Realmente es la presencia de ese cuerpo inerme, debajo de la cruz, la que llena la estancia. Su madre desliza la cama de cuando en cuando para atrapar los rayos de sol que entran por la ventana; la menuda mujer acciona el lecho articulado en función de lo que necesita su hijo. De esa manera, Juanma parece colaborar cuando la madre lo lava, lo afeita, lo unta con cremas, lo llena de colonia, todo sin parar de hablarle, en un coloquio consigo misma. En ocasiones, la familia reemplaza en sus quehaceres a Milagros, muy a su pesar; entonces son sus otros hijos los que cuidan, también con extremada solicitud, del hermano. El caso es que nunca esté sin la familia. Cuando la matriarca no está, la puerta del cuarto está cerrada; me doy cuenta porque Milagros mantiene la puerta abierta, como si sacrificase la intimidad por el orgullo de que se sepa que allí está su hijo y que ella es su madre.
Los ojos de Juanma van de un lugar a otro, incontrolados; también espontáneamente se le escapan movimientos sin significado y mastica sin masticar nada, rechina lo dientes sin saberlo, o gime, medio sonríe, lanza suspiros, inspira, se le saltan las lágrimas… sin saber lo que está haciendo. Es Milagros la que lo interpreta y me cuenta lo que significa, por mucho que en el fondo, ella lo sabe, dude de tener esa facultad que se arroga, motivada más por el cariño que por la certeza. Descubro su secreto cuando me pide con la mirada que le dé la razón o una respuesta a tanta confusión.
Una vez llevé conmigo al arzobispo castrense para que visitara a Juanma. No fue la única ocasión en que Juan del Río lo hiciera, porque enseguida lo tomó por costumbre y, cuando acudía al hospital, procuraba no faltar a esa cita. Me acuerdo perfectamente de ese primer día en el cual el prelado se encontró con Juanma, y no es para menos, porque Milagros me recuerda, una y otra vez, cómo «sin miramiento alguno, pero sí con mucho sentimiento, le besó los pies a su hijo». La madre se quedó sobre todo con ese gesto, «porque ningún cura había llegado a tanto». Hace unos meses vino por última vez el arzobispo al hospital y no pudo acudir a la cita al ser diagnosticado de COVID-19. A los pocos días el Señor se lo llevó. Milagros lo sintió profundamente.
No dejo de preguntarme cuando estoy delante de Juanma sobre las mismas preguntas que Milagros se hace a cada rato: ¿cuáles son los sentimientos de su hijo?, ¿será consciente de dónde está y de lo que le ha ocurrido?

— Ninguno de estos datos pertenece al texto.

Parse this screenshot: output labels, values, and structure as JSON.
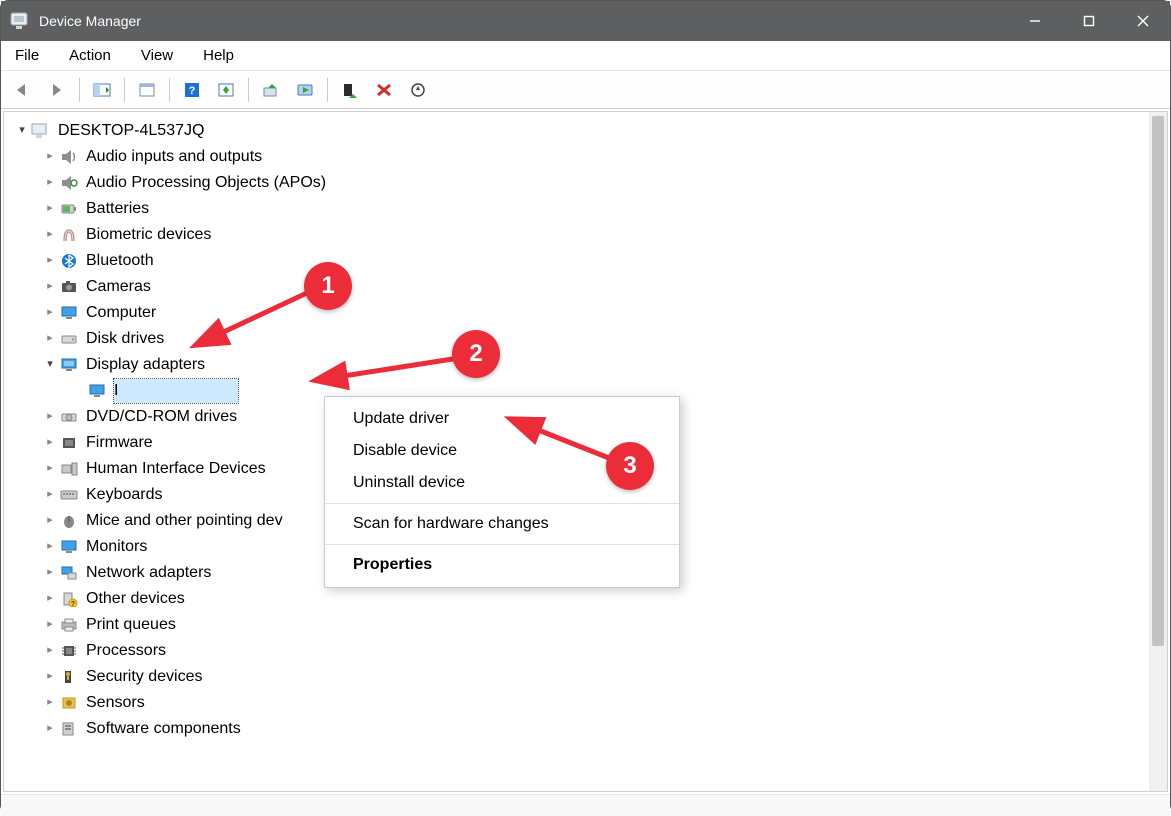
{
  "window": {
    "title": "Device Manager"
  },
  "menu": {
    "file": "File",
    "action": "Action",
    "view": "View",
    "help": "Help"
  },
  "tree": {
    "root": "DESKTOP-4L537JQ",
    "items": [
      "Audio inputs and outputs",
      "Audio Processing Objects (APOs)",
      "Batteries",
      "Biometric devices",
      "Bluetooth",
      "Cameras",
      "Computer",
      "Disk drives",
      "Display adapters",
      "DVD/CD-ROM drives",
      "Firmware",
      "Human Interface Devices",
      "Keyboards",
      "Mice and other pointing dev",
      "Monitors",
      "Network adapters",
      "Other devices",
      "Print queues",
      "Processors",
      "Security devices",
      "Sensors",
      "Software components"
    ],
    "display_child": "I"
  },
  "context_menu": {
    "update": "Update driver",
    "disable": "Disable device",
    "uninstall": "Uninstall device",
    "scan": "Scan for hardware changes",
    "properties": "Properties"
  },
  "annotations": {
    "b1": "1",
    "b2": "2",
    "b3": "3"
  }
}
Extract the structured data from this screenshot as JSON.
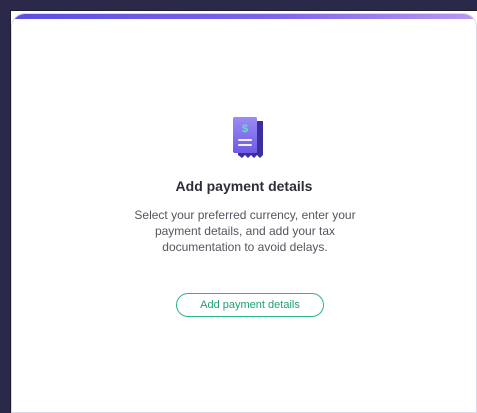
{
  "empty_state": {
    "icon": "receipt-dollar-icon",
    "title": "Add payment details",
    "description": "Select your preferred currency, enter your payment details, and add your tax documentation to avoid delays.",
    "button_label": "Add payment details"
  },
  "colors": {
    "accent_start": "#5b4fe0",
    "accent_end": "#b898f0",
    "icon_purple": "#6f5ae8",
    "button_green": "#2bb58a"
  }
}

El murmullo que le dedica constantemente su madre se empeña en recrear de nuevo el pasado de Juanma: su niñez, su juventud hasta que devino la tragedia… y lo hace para que no lo olvide, para que sepa quién es; también le cuenta dónde está y las noticias que le llegan del tiempo presente. Pero, ¿servirá de algo? Yo creo, o lo creo porque me gustaría creerlo, que Juanma tiene que notar al menos esa abnegada y dulce presencia materna, quizá también la cercanía de sus hermanos y los cuidados permanentes que le ofrece el personal del hospital.

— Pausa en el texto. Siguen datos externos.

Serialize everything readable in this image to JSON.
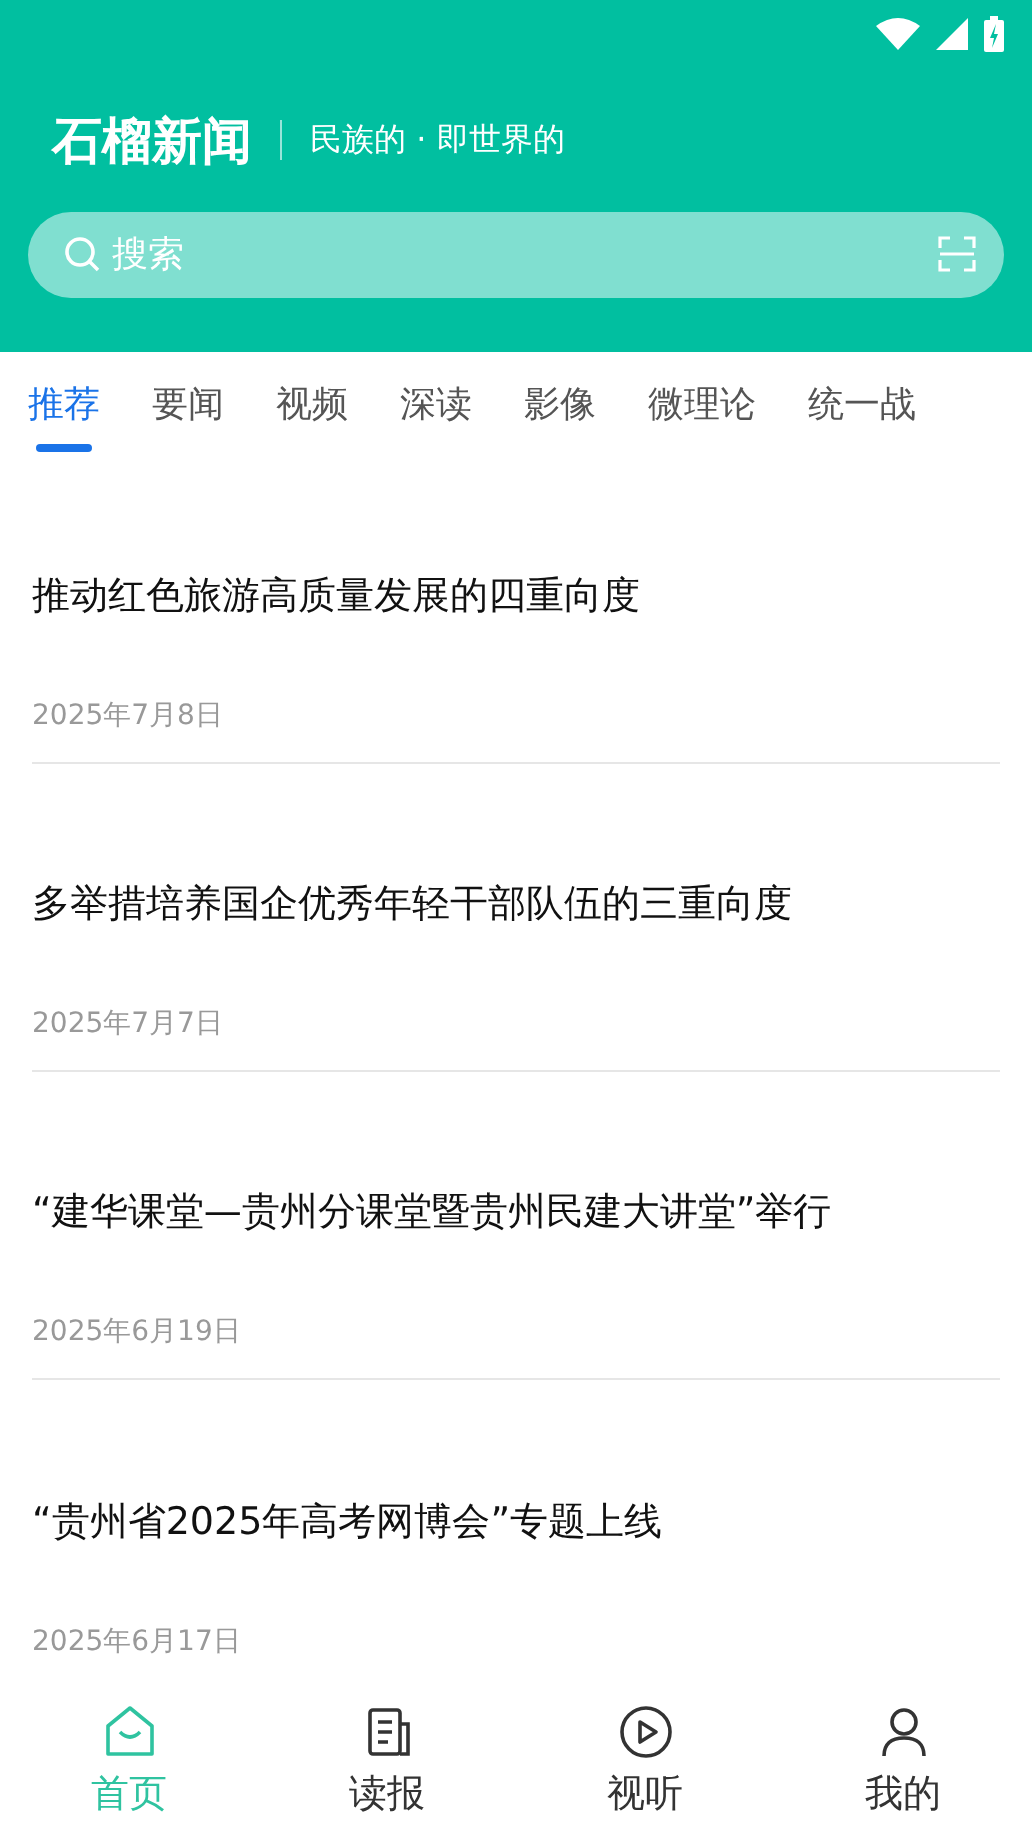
{
  "header": {
    "logo": "石榴新闻",
    "slogan": "民族的 · 即世界的"
  },
  "search": {
    "placeholder": "搜索"
  },
  "tabs": [
    {
      "label": "推荐",
      "selected": true
    },
    {
      "label": "要闻",
      "selected": false
    },
    {
      "label": "视频",
      "selected": false
    },
    {
      "label": "深读",
      "selected": false
    },
    {
      "label": "影像",
      "selected": false
    },
    {
      "label": "微理论",
      "selected": false
    },
    {
      "label": "统一战",
      "selected": false
    }
  ],
  "articles": [
    {
      "title": "推动红色旅游高质量发展的四重向度",
      "date": "2025年7月8日"
    },
    {
      "title": "多举措培养国企优秀年轻干部队伍的三重向度",
      "date": "2025年7月7日"
    },
    {
      "title": "“建华课堂—贵州分课堂暨贵州民建大讲堂”举行",
      "date": "2025年6月19日"
    },
    {
      "title": "“贵州省2025年高考网博会”专题上线",
      "date": "2025年6月17日"
    }
  ],
  "bottom_nav": [
    {
      "label": "首页",
      "kind": "home",
      "selected": true
    },
    {
      "label": "读报",
      "kind": "paper",
      "selected": false
    },
    {
      "label": "视听",
      "kind": "play",
      "selected": false
    },
    {
      "label": "我的",
      "kind": "user",
      "selected": false
    }
  ]
}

Milagros, ante tantas cuestiones sin respuesta, pone su confianza en el Señor de la vida, pidiéndole ahora no tanto que sane a su hijo, sino que «se lo conserve». En estos tiempos convulsos en los cuales se debate sobre el final de la vida, merece la pena conocer el testimonio de «un joven de casi 48 años», Juan Manuel Igualada Durán, paciente ingresado en este hospital hace más de 27 que, para ser preciso, son los mismos años que como soldado de reemplazo lleva sirviendo en la Armada.